Williams, who grew up in Fort Worth, signed with the TCU Horned Frogs in 1967 after graduating from Arlington Heights High School.
A First Team All-Southwest Conference outfielder in 1969, he led the Horned Frogs in batting average and stolen bases. His batting average in conference games was .396, second in the conference batting race.
In each of his four years, the Horned Frogs finished with a winning record both overall and in Southwest Conference play. In both 1968 and 69, his teams finished 2nd in the Southwest Conference.
He was drafted by the Atlanta Braves in the 25th round following the 1971 season and played three years in the Braves minor league system, where injuries short-circuited his career. He returned to TCU as an assistant coach and served a year as head coach in 1976 before deciding to enter his family's business. He and his father owned the San Antonio Brewers minor league baseball team, and Williams subsequently moved into the auto business with his father.

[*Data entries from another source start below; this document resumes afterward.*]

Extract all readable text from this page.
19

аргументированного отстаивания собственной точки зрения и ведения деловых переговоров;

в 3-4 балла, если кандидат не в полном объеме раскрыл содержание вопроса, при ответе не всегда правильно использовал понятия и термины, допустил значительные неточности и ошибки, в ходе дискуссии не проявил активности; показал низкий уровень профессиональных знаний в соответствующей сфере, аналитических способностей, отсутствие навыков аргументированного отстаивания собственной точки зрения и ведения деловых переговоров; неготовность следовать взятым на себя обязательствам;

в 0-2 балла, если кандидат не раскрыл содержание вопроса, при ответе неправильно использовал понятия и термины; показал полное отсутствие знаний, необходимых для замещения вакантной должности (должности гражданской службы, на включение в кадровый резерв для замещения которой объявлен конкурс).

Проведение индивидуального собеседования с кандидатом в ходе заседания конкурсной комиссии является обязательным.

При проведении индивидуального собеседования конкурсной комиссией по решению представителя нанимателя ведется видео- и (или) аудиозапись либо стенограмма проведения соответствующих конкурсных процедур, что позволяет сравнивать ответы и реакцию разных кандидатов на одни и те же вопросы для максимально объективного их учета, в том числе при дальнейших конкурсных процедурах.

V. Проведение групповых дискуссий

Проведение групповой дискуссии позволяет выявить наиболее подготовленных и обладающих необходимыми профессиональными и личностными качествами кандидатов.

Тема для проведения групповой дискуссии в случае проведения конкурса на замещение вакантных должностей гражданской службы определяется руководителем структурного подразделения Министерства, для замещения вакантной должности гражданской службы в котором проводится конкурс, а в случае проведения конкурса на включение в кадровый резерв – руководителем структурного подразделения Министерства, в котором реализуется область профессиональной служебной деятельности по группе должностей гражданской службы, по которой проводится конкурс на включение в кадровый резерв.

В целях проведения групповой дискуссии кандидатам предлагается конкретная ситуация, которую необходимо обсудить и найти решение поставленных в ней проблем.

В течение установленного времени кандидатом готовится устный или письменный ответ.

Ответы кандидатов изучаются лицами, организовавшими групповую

Williams later became Texas Secretary of State and was elected to Congress in 2013, serving the sprawling 25th Congressional District that extends from Burleson to San Marcos.
Williams has built a museum on his family's 127-acre ranch in Willow Park, dedicated to memorializing family, business, sports and political interests. The collection, managed by a full-time curator, starts with letters dating to 1888 and includes extensive baseball memorabilia.
In Congress Williams founded and chairs a bipartisan baseball caucus that holds periodic social gatherings with baseball players and encourages members of both parties to show up.
And they come.
"Everybody's got a baseball story," says Williams, who formed the caucus in search of a way to get around Washington's normal rancor. "They bring baseballs, and they get autographs. We just talk about baseball."